If a function has a removable discontinuity at $$x = a$$, that means these things.

$$\begin{align*} \lim_{x \to a^+} f(x) & = \lim_{x \to a^-} f(x)\\ \text{ so } & \lim_{x \to a} f(x) \text{ exists}\\ f(a) & \text{ is defined} \\ f(a) & \ne \lim_{x \to a^+} f(x) \end{align*}$$

All the limits above are finite. Basically, if there is a removable discontinuity at $$x = a$$, the function has almost everything needed to be continuous there, but the function value is "wrong". Here is an example.

$$f(x) = \begin{cases} 3x+5 & \text{ if } x \ne 10\\ 20 & \text{ if } x = 10 \end{cases}$$

Here the limit at 10 is equal to 35 (because both one-sided limits equal 35), but $$f(10) = 20$$, so the function is not continuous there. We say there is a removable discontinuity at 10 because we can do this: make $$f$$ continuous merely by doing this:

$$F(x) = \begin{cases} 3x + 5 & \text{ if } x \ne 10\\ 35 & \text{ if } x = 10 \end{cases}$$

i.e. - we remove the discontinuity by redefining the function at the problem point, in order to make the function continuous there.

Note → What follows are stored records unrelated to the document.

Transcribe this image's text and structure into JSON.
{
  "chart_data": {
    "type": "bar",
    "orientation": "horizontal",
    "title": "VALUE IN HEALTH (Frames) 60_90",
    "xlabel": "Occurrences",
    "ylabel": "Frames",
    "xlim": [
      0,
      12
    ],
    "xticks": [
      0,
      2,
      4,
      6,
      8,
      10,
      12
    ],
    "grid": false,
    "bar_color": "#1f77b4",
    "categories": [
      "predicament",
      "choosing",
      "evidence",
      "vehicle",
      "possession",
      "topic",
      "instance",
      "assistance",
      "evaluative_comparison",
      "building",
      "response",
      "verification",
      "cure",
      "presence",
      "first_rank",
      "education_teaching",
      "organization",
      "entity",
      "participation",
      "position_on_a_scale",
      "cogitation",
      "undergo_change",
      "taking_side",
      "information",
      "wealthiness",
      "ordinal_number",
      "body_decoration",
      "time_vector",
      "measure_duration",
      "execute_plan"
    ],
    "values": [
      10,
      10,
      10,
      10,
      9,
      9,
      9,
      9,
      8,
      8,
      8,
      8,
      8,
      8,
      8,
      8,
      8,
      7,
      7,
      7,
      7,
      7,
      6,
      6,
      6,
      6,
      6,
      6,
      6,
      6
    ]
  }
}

A function has a jump discontinuity at a spot if the two one-sided limits both exist but are not equal. Here is an example - the jump discontinuity is at $$x = 2$$.

$$w(x) = \begin{cases} 2x - 1 & \text{ if } x <=2\\ 10x + 1 & \text{ if } x > 2 \end{cases}$$

The limit from the left is 3, the limit from the right is 21. If you were to view the graph of $$w$$ you would see a 'jump' in the two portions of the graph at $$x = 2$$. What you need to do is find the values of $$a$$ and $$b$$ to make your function have the types of behavior discussed here. Good luck.

 

[rowkem]

If you could please relate that back to my question, it would be appreciated. Again, no answers but, I'm still a little confused and don't know where to start.

 

[sutupidmath]

If a function has a removable discontinuity at $$x = a$$, that means these things.

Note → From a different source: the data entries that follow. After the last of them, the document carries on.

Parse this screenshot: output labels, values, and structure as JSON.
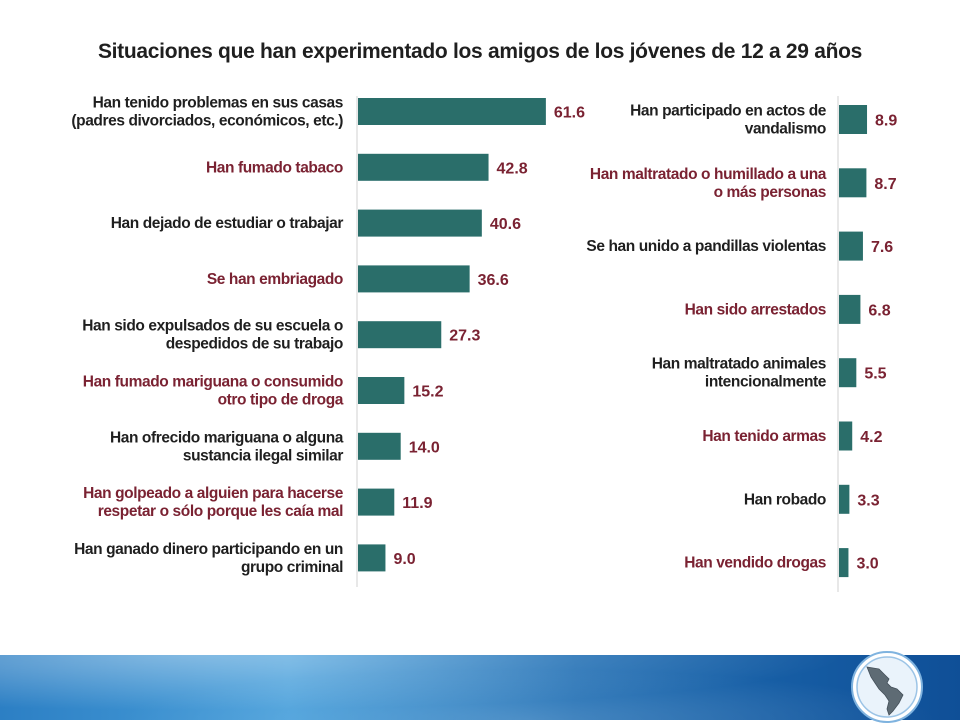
{
  "title": "Situaciones que han experimentado los amigos de los jóvenes de 12 a 29 años",
  "colors": {
    "bar": "#2a6e6a",
    "label_dark": "#1f1f1f",
    "label_accent": "#7a2232",
    "value": "#7a2232"
  },
  "icons": {
    "logo": "latin-america-map-logo"
  },
  "chart_data": [
    {
      "type": "bar",
      "orientation": "horizontal",
      "categories": [
        "Han tenido problemas en sus casas\n(padres divorciados, económicos, etc.)",
        "Han fumado tabaco",
        "Han dejado de estudiar o trabajar",
        "Se han embriagado",
        "Han sido expulsados de su escuela o\ndespedidos de su trabajo",
        "Han fumado mariguana o consumido\notro tipo de droga",
        "Han ofrecido mariguana o alguna\nsustancia ilegal similar",
        "Han golpeado a alguien para hacerse\nrespetar o sólo porque les caía mal",
        "Han ganado dinero participando en un\ngrupo criminal"
      ],
      "values": [
        61.6,
        42.8,
        40.6,
        36.6,
        27.3,
        15.2,
        14.0,
        11.9,
        9.0
      ],
      "data_labels": [
        "61.6",
        "42.8",
        "40.6",
        "36.6",
        "27.3",
        "15.2",
        "14.0",
        "11.9",
        "9.0"
      ],
      "label_colors": [
        "dark",
        "accent",
        "dark",
        "accent",
        "dark",
        "accent",
        "dark",
        "accent",
        "dark"
      ]
    },
    {
      "type": "bar",
      "orientation": "horizontal",
      "categories": [
        "Han participado en actos de\nvandalismo",
        "Han maltratado o humillado a una\no más personas",
        "Se han unido a pandillas violentas",
        "Han sido arrestados",
        "Han maltratado animales\nintencionalmente",
        "Han tenido armas",
        "Han robado",
        "Han vendido drogas"
      ],
      "values": [
        8.9,
        8.7,
        7.6,
        6.8,
        5.5,
        4.2,
        3.3,
        3.0
      ],
      "data_labels": [
        "8.9",
        "8.7",
        "7.6",
        "6.8",
        "5.5",
        "4.2",
        "3.3",
        "3.0"
      ],
      "label_colors": [
        "dark",
        "accent",
        "dark",
        "accent",
        "dark",
        "accent",
        "dark",
        "accent"
      ]
    }
  ]
}
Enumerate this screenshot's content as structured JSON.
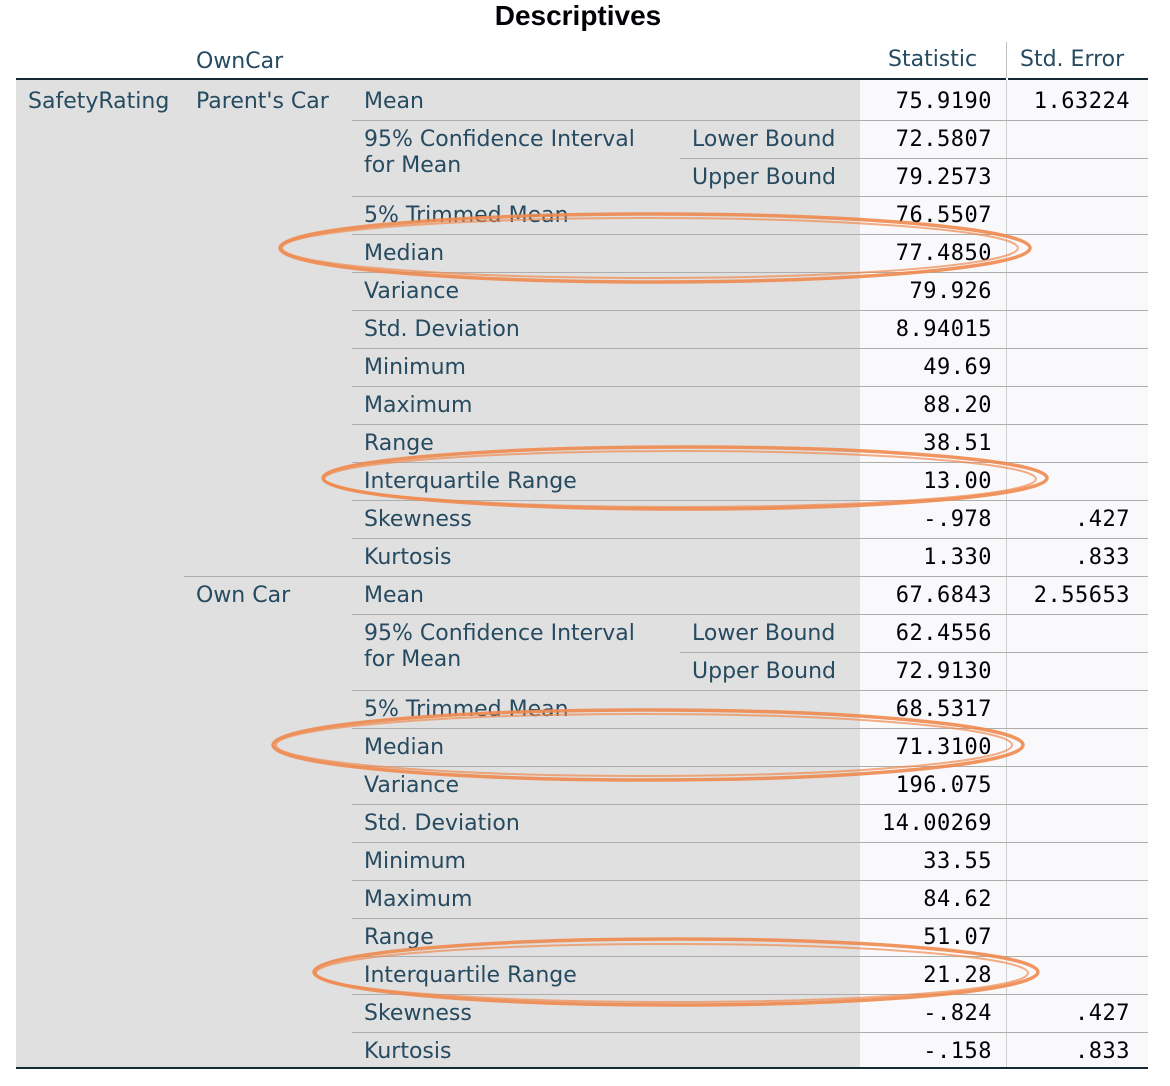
{
  "title": "Descriptives",
  "header": {
    "factor": "OwnCar",
    "statistic": "Statistic",
    "std_error": "Std. Error"
  },
  "dependent": "SafetyRating",
  "ci_label_line1": "95% Confidence Interval",
  "ci_label_line2": "for Mean",
  "groups": [
    {
      "name": "Parent's Car",
      "mean": "75.9190",
      "mean_se": "1.63224",
      "lower_label": "Lower Bound",
      "lower": "72.5807",
      "upper_label": "Upper Bound",
      "upper": "79.2573",
      "trimmed_label": "5% Trimmed Mean",
      "trimmed": "76.5507",
      "median_label": "Median",
      "median": "77.4850",
      "variance_label": "Variance",
      "variance": "79.926",
      "sd_label": "Std. Deviation",
      "sd": "8.94015",
      "min_label": "Minimum",
      "min": "49.69",
      "max_label": "Maximum",
      "max": "88.20",
      "range_label": "Range",
      "range": "38.51",
      "iqr_label": "Interquartile Range",
      "iqr": "13.00",
      "skew_label": "Skewness",
      "skew": "-.978",
      "skew_se": ".427",
      "kurt_label": "Kurtosis",
      "kurt": "1.330",
      "kurt_se": ".833",
      "mean_label": "Mean"
    },
    {
      "name": "Own Car",
      "mean": "67.6843",
      "mean_se": "2.55653",
      "lower_label": "Lower Bound",
      "lower": "62.4556",
      "upper_label": "Upper Bound",
      "upper": "72.9130",
      "trimmed_label": "5% Trimmed Mean",
      "trimmed": "68.5317",
      "median_label": "Median",
      "median": "71.3100",
      "variance_label": "Variance",
      "variance": "196.075",
      "sd_label": "Std. Deviation",
      "sd": "14.00269",
      "min_label": "Minimum",
      "min": "33.55",
      "max_label": "Maximum",
      "max": "84.62",
      "range_label": "Range",
      "range": "51.07",
      "iqr_label": "Interquartile Range",
      "iqr": "21.28",
      "skew_label": "Skewness",
      "skew": "-.824",
      "skew_se": ".427",
      "kurt_label": "Kurtosis",
      "kurt": "-.158",
      "kurt_se": ".833",
      "mean_label": "Mean"
    }
  ],
  "annotation_color": "#ef8a4f"
}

$$\begin{align*} \lim_{x \to a^+} f(x) & = \lim_{x \to a^-} f(x)\\ \text{ so } & \lim_{x \to a} f(x) \text{ exists}\\ f(a) & \text{ is defined} \\ f(a) & \ne \lim_{x \to a^+} f(x) \end{align*}$$


luck.

It is also the case where f(a) is not defined but the overall limit as x-->a exists. The way one can remove this is by defining the function at x=a.

P.S. I am sure you know this, but this is adressed to the OP.